Tak lama kemudian, giliran kami memasuki theatre yang diresmikan tahun 2006 ini. Beberapa baris kursi berlapis jok terlihat rapi berjajar, siap menampung kurang lebih seratus orang sekali tayang. Suasana pergantian penonton yang cukup hiruk pikuk tak lama singgah di kepalaku, berganti dengan tayangan dari layar berukuran 2×3 berjudul Dieng Negeri Kahyangan. Aku menyimak dengan baik tayangan tersebut , begitu pun kedua anakku Diba dan Rani. Keberadaan bioskop mini dan tayangan film dokumenter ini menurutku sangat menarik dan menjadi nilai tambah tersendiri bagi pariwisata di Dataran Tinggi Dieng. Bagaimana tidak, meski berdurasi singkat, film ini menayangkan semua hal tentang Dieng Plateau dari berbagai pendekatan seperti seni budaya, geografi dan sosiologis sampai sejarah. Bagi kami sekeluarga, setiap perjalanan adalah bagian dari sekolah kehidupan. Ada nilai edukasi yang harus bisa diambil di setiap tempat yang kami kunjungi, baik yang didapat saat perjalanan maupun di tempat yang dituju. Tak cukup hanya sekedar pernah datang dan berfoto dengan latar belakang pemandangan indah, Dieng Plateau Theatre memfasiltasi hal tersebut.

P8140662

Film tersebut tidak hanya menayangkan objek-objek wisata indah dan menarik yang ada di daerah ini. Film tersebut menyajikan informasi lebih hingga anak-anakku jadi tahu bagaimana Dataran Tinggi Dieng dan kawah-kawah disana terbentuk secara ilmiah, tahu bahwa gas beracun seperti apa yang menyembur dari setiap kawah termasuk peristiwa bencana alam akibat gas beracun yang keluar dari Kawah Sinila yang telah merenggut ratusan warga Dieng di tahun 1979. Mereka juga mengenal apa itu embun Upas, belajar bagaimana panas bumi yang dimiliki daerah ini bisa dimanfaatkan sebagai sumber energi yang potensial. Kesenian dan budaya ditayangkan dengan sangat apik diantara wajah-wajah khas masyarakat Dieng. Peristiwa budaya seperti Upacara Potong Rambut bagi anak-anak berambut Gimbal dan kisah-kisah unik di balik peristiwa tersebut menjadi tontonan yang menarik buat anak-anak. Sungguh suatu upaya pengenalan dan pelestarian yang harus diapresiasi.
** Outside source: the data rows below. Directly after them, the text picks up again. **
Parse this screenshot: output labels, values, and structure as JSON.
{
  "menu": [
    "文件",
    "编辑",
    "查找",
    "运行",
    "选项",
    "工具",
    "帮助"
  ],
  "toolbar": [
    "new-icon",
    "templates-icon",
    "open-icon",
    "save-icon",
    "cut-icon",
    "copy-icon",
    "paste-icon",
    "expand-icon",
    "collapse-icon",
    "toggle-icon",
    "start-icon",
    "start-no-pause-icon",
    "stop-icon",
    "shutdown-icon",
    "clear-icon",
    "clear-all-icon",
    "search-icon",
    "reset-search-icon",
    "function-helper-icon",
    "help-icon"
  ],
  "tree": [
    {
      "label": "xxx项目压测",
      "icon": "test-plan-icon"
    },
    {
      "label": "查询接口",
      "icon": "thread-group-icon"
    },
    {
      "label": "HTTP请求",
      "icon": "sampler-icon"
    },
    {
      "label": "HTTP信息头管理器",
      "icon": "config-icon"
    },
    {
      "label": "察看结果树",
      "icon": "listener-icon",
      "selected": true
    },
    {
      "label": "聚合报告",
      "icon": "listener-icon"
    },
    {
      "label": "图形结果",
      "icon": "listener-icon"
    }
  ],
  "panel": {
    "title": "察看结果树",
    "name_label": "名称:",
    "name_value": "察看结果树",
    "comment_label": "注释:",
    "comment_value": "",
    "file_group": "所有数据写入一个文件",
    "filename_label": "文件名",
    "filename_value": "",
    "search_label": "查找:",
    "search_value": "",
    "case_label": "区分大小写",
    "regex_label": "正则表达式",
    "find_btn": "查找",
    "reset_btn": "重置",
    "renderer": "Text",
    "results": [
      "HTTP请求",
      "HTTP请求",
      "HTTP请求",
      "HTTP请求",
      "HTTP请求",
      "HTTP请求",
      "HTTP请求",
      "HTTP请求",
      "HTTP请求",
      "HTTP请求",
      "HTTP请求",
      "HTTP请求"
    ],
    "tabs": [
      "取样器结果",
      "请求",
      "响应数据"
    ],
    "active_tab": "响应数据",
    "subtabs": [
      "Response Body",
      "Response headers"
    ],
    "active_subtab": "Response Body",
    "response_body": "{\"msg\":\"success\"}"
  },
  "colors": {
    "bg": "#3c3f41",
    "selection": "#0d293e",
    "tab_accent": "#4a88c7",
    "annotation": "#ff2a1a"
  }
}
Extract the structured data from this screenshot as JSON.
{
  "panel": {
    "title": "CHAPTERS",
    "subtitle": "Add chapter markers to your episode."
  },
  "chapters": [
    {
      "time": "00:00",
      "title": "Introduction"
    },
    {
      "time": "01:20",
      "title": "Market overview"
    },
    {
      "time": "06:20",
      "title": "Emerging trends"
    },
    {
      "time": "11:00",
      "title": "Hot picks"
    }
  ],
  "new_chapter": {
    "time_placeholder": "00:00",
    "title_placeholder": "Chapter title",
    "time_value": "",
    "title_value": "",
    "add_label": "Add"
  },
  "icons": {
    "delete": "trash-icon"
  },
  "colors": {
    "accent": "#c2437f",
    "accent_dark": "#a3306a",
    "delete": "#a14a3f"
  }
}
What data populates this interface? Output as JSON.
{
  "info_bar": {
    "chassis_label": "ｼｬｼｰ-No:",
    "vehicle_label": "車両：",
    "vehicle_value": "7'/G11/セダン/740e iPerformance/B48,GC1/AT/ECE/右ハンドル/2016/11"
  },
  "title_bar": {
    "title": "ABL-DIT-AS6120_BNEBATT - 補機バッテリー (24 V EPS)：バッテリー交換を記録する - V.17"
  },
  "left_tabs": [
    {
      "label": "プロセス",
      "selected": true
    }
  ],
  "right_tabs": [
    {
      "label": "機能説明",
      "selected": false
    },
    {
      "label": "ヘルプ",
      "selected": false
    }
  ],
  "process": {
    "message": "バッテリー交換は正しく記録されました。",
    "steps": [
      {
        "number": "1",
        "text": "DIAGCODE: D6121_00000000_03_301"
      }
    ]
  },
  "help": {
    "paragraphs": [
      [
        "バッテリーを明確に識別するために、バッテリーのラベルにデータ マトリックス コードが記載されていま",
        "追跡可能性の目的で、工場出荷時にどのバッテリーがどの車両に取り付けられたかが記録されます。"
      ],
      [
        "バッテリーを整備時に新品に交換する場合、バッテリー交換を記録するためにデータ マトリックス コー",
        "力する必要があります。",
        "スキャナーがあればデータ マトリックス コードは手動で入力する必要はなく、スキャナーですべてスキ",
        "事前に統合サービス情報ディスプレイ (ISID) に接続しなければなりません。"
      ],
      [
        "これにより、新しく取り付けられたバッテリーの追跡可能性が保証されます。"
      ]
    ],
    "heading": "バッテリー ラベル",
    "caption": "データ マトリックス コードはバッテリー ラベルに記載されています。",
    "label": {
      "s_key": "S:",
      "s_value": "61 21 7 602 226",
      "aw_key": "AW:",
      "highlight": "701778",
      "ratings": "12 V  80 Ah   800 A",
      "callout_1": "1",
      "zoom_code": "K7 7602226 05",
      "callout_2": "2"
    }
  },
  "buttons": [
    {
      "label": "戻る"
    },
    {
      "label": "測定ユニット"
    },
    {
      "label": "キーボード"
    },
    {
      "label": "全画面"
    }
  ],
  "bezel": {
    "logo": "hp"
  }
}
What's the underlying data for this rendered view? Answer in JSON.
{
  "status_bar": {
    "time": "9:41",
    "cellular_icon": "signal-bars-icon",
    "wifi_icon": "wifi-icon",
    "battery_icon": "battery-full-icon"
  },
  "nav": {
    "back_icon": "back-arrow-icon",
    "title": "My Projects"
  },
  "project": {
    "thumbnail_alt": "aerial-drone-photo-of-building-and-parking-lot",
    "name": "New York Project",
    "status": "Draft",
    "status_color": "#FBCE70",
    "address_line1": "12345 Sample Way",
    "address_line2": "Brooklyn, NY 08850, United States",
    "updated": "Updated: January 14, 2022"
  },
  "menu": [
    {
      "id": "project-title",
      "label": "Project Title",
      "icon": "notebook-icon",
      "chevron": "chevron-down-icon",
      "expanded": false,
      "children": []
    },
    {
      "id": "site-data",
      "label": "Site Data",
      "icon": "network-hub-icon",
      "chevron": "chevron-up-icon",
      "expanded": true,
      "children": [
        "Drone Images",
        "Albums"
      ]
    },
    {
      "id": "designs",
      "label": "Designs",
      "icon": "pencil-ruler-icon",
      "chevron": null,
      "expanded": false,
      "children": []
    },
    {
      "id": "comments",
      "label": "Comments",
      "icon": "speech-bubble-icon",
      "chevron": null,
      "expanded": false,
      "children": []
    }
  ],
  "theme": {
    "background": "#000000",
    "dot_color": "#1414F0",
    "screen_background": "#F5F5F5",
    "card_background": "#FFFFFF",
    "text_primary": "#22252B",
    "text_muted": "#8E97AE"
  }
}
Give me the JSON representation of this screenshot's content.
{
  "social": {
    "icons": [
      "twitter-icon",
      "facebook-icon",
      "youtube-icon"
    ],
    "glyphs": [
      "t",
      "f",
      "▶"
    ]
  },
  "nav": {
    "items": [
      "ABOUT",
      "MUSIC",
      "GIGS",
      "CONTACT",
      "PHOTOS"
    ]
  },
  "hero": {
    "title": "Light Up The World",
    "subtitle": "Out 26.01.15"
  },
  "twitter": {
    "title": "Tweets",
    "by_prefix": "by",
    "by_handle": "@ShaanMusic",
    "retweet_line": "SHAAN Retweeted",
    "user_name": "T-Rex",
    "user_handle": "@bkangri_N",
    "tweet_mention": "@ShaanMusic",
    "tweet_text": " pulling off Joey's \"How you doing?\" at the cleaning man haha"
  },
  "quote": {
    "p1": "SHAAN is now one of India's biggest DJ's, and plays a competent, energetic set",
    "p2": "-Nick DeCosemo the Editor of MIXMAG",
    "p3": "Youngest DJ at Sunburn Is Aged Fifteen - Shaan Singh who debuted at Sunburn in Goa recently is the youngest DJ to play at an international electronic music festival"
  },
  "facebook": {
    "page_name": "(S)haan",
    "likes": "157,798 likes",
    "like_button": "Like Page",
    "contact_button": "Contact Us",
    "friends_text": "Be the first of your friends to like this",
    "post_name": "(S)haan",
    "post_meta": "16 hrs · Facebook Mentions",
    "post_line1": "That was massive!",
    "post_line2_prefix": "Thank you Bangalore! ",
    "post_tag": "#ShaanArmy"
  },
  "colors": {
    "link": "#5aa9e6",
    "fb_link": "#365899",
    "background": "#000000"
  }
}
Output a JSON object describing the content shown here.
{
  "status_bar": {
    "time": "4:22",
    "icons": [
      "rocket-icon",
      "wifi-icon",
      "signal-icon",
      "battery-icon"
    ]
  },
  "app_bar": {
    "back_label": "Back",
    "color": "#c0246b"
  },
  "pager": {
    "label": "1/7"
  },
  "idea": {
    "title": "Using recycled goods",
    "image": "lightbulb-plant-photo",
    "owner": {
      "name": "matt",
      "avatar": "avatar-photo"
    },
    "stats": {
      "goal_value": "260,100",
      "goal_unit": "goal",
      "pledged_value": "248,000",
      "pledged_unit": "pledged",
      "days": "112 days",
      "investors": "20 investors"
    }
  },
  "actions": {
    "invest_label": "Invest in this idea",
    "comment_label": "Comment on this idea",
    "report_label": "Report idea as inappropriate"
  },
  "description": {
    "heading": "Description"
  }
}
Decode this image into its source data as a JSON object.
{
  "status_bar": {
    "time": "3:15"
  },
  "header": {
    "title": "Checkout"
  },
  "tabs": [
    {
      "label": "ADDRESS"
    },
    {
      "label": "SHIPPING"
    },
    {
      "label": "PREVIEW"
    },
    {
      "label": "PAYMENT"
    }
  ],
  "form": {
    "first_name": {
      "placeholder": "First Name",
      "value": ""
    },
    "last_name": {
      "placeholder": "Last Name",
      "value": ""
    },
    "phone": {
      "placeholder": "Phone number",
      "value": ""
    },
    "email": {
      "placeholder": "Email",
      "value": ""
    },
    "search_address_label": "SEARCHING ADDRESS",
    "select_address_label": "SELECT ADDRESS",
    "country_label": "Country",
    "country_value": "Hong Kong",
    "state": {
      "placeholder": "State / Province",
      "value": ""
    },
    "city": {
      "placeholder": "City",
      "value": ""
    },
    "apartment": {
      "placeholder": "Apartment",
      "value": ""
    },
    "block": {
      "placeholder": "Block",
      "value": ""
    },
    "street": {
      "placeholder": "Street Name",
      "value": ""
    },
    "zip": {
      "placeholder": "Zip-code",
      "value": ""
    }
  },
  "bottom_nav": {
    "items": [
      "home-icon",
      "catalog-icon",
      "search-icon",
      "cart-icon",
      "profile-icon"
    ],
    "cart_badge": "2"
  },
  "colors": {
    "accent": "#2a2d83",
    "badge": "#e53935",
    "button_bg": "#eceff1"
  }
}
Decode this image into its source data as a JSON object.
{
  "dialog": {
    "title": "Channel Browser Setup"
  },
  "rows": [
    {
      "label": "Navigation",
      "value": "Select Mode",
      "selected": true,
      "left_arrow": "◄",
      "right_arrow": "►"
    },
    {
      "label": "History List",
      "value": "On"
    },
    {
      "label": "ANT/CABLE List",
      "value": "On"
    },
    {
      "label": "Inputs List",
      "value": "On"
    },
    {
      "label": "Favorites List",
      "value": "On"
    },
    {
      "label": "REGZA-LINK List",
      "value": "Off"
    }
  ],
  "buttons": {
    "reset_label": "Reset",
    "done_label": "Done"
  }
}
Menutup tulisan ini, saya ingin menitipkan pesan buat para orangtua yang kerap melakukan perjalanan bersama anak-anak, bahwa proses belajar tak hanya berlangsung di dalam kelas. Jadikan proses belajar tak ubahnya sebagai kegiatan bermain, dimana ruang kelas ada di setiap sudut di belahan bumi ini. Jangan malas lakukan riset kecil sebelum berangkat sebagai bekal pengetahuan tentang tempat yang akan dituju. Saya malah beberapa kali membuat booklet untuk anak-anak. Maksimalkan fasilitas informasi yang ada termasuk menggunakan pemandu wisata, karena dari pengalaman kami, mereka inilah yang sering memberikan informasi-informasi lebih yang mungkin tidak didapatkan di buku atau di internet. Minimalkan penggunaan gadget untuk bersosialisasi dalam perjalanan, sayang sekali melewatkan momen yang tak setiap hari terjadi hanya untuk eksis di sosial media. Yang terakhir, ajak anak-anak diskusi setelah berkunjung ke suatu tempat dan menulis catatan perjalanan mereka.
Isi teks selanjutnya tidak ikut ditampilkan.